Economists and non-economists on elasticity

From a recent paper by Joanna Venator and Jason Fletcher:

In this paper, we estimate the impacts of abortion clinic closures on access to clinics in terms of distance and congestion, abortion rates, and birth rates. Legislation regulating abortion providers enacted in Wisconsin in 2011-2013 ultimately led to the closure of two of five abortion clinics in Wisconsin, increasing the average distance to the nearest clinic to 55 miles and distance to some counties to over 100 miles. We use a difference-in-differences design to estimate the effect of change in distance to the nearest clinic on birth and abortion rates, using within-county variation across time in distance to identify the effect. We find that a hundred-mile increase in distance to the nearest clinic is associated with 25 percent fewer abortions and 4 percent more births. We see no significant effect of increased congestion at remaining clinics on abortion rates. We find significant racial disparities in who is most affected by abortion clinic closures, with increases in distance increasing birth rates significantly more for Black, Asian, and Hispanic women. Our results suggest that even small numbers of clinic closures can result in significant restrictions to abortion access of similar magnitude to those seen in Texas when a greater number of clinics closed their doors.

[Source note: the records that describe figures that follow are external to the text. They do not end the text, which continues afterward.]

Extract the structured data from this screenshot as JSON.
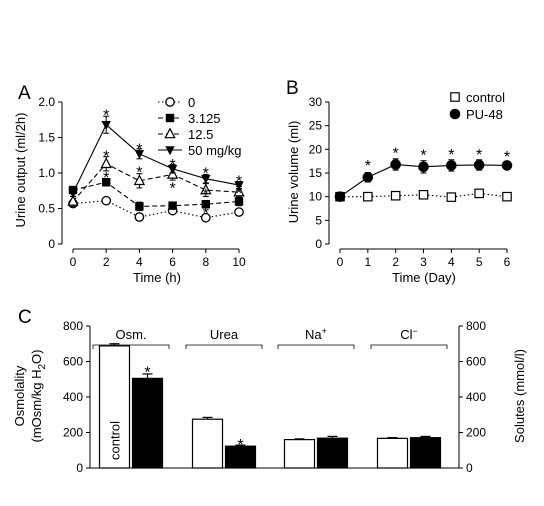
{
  "chart_data": [
    {
      "panel": "A",
      "type": "line",
      "xlabel": "Time (h)",
      "ylabel": "Urine output (ml/2h)",
      "xlim": [
        0,
        10
      ],
      "ylim": [
        0,
        2.0
      ],
      "x_ticks": [
        0,
        2,
        4,
        6,
        8,
        10
      ],
      "y_ticks": [
        "0",
        "0.5",
        "1.0",
        "1.5",
        "2.0"
      ],
      "legend_unit": "mg/kg",
      "legend_placement": "top-right",
      "series": [
        {
          "name": "0",
          "marker": "circle-open",
          "line": "dotted",
          "x": [
            0,
            2,
            4,
            6,
            8,
            10
          ],
          "y": [
            0.57,
            0.61,
            0.38,
            0.47,
            0.37,
            0.45
          ],
          "err": [
            0.04,
            0.03,
            0.04,
            0.03,
            0.04,
            0.04
          ]
        },
        {
          "name": "3.125",
          "marker": "square-filled",
          "line": "dashed",
          "x": [
            0,
            2,
            4,
            6,
            8,
            10
          ],
          "y": [
            0.76,
            0.87,
            0.53,
            0.54,
            0.56,
            0.6
          ],
          "err": [
            0.04,
            0.05,
            0.06,
            0.04,
            0.05,
            0.06
          ]
        },
        {
          "name": "12.5",
          "marker": "triangle-open",
          "line": "dashed",
          "x": [
            0,
            2,
            4,
            6,
            8,
            10
          ],
          "y": [
            0.6,
            1.13,
            0.89,
            0.98,
            0.76,
            0.73
          ],
          "err": [
            0.07,
            0.1,
            0.1,
            0.08,
            0.09,
            0.08
          ]
        },
        {
          "name": "50",
          "marker": "triangle-down-filled",
          "line": "solid",
          "x": [
            0,
            2,
            4,
            6,
            8,
            10
          ],
          "y": [
            0.72,
            1.68,
            1.27,
            1.06,
            0.92,
            0.83
          ],
          "err": [
            0.05,
            0.12,
            0.07,
            0.06,
            0.06,
            0.05
          ]
        }
      ],
      "annotations": [
        {
          "text": "*",
          "x": 2,
          "y": 1.88
        },
        {
          "text": "*",
          "x": 2,
          "y": 1.3
        },
        {
          "text": "*",
          "x": 2,
          "y": 1.0
        },
        {
          "text": "*",
          "x": 4,
          "y": 1.4
        },
        {
          "text": "*",
          "x": 4,
          "y": 1.08
        },
        {
          "text": "*",
          "x": 6,
          "y": 1.18
        },
        {
          "text": "*",
          "x": 6,
          "y": 0.85
        },
        {
          "text": "*",
          "x": 8,
          "y": 1.06
        },
        {
          "text": "*",
          "x": 8,
          "y": 0.77
        },
        {
          "text": "*",
          "x": 8,
          "y": 0.5
        },
        {
          "text": "*",
          "x": 10,
          "y": 0.95
        },
        {
          "text": "*",
          "x": 10,
          "y": 0.78
        }
      ]
    },
    {
      "panel": "B",
      "type": "line",
      "xlabel": "Time (Day)",
      "ylabel": "Urine volume (ml)",
      "xlim": [
        0,
        6
      ],
      "ylim": [
        0,
        30
      ],
      "x_ticks": [
        0,
        1,
        2,
        3,
        4,
        5,
        6
      ],
      "y_ticks": [
        0,
        5,
        10,
        15,
        20,
        25,
        30
      ],
      "legend_placement": "top-right",
      "series": [
        {
          "name": "control",
          "marker": "square-open",
          "line": "dotted",
          "x": [
            0,
            1,
            2,
            3,
            4,
            5,
            6
          ],
          "y": [
            10.0,
            10.0,
            10.2,
            10.4,
            9.9,
            10.7,
            10.0
          ],
          "err": [
            0.3,
            0.3,
            0.3,
            0.3,
            0.3,
            0.4,
            0.3
          ]
        },
        {
          "name": "PU-48",
          "marker": "circle-filled",
          "line": "solid",
          "x": [
            0,
            1,
            2,
            3,
            4,
            5,
            6
          ],
          "y": [
            10.0,
            14.1,
            16.8,
            16.3,
            16.6,
            16.7,
            16.6
          ],
          "err": [
            0.3,
            1.0,
            1.2,
            1.3,
            1.2,
            1.1,
            0.8
          ]
        }
      ],
      "annotations": [
        {
          "text": "*",
          "x": 1,
          "y": 17.5
        },
        {
          "text": "*",
          "x": 2,
          "y": 20.2
        },
        {
          "text": "*",
          "x": 3,
          "y": 19.8
        },
        {
          "text": "*",
          "x": 4,
          "y": 19.9
        },
        {
          "text": "*",
          "x": 5,
          "y": 19.9
        },
        {
          "text": "*",
          "x": 6,
          "y": 19.4
        }
      ]
    },
    {
      "panel": "C",
      "type": "bar",
      "categories": [
        "Osm.",
        "Urea",
        "Na",
        "Cl"
      ],
      "category_superscripts": [
        "",
        "",
        "+",
        "−"
      ],
      "ylabel_left": [
        "Osmolality",
        "(mOsm/kg H2O)"
      ],
      "ylabel_right": "Solutes (mmol/l)",
      "ylim": [
        0,
        800
      ],
      "y_ticks": [
        0,
        200,
        400,
        600,
        800
      ],
      "series": [
        {
          "name": "control",
          "color": "#ffffff",
          "values": [
            688,
            275,
            160,
            167
          ],
          "err": [
            12,
            10,
            4,
            4
          ]
        },
        {
          "name": "PU-48",
          "color": "#000000",
          "values": [
            505,
            123,
            168,
            171
          ],
          "err": [
            25,
            6,
            10,
            7
          ]
        }
      ],
      "annotations": [
        {
          "text": "*",
          "category": "Osm.",
          "value": 565
        },
        {
          "text": "*",
          "category": "Urea",
          "value": 158
        }
      ]
    }
  ]
}
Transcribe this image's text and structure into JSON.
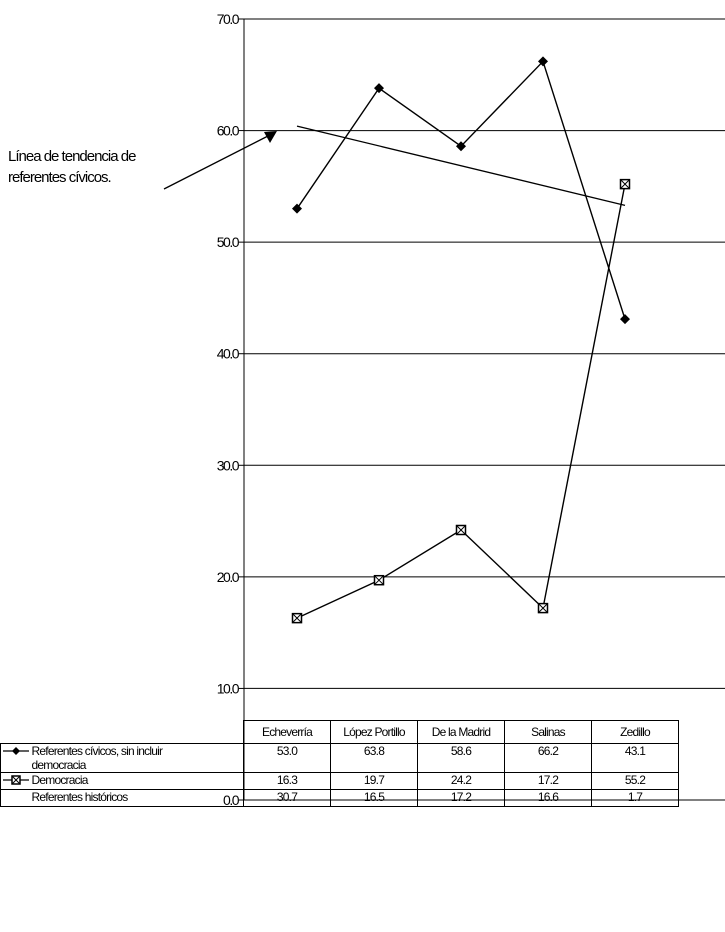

There are (at least) two possible responses to such results, and that is without even getting into one’s underlying view of the ethics of abortion.  One is to say that a great deprivation has occurred because many fewer women end up having abortions.  Another response is to infer that the marginal value of the abortions could not have been so high to begin with, if the number drops off so readily.

The same issue comes up with Obamacare.  If the price of health insurance goes up, quite a large number of people decide to go without coverage.  Is the size of that number a measure of the human tragedy resulting from the price increase?  Or is it a measure of how little those people actually value health insurance?  Or somehow both?

I have yet to meet a person who can think through these issues rationally and absorb what is interesting and valid in each of those two perspectives.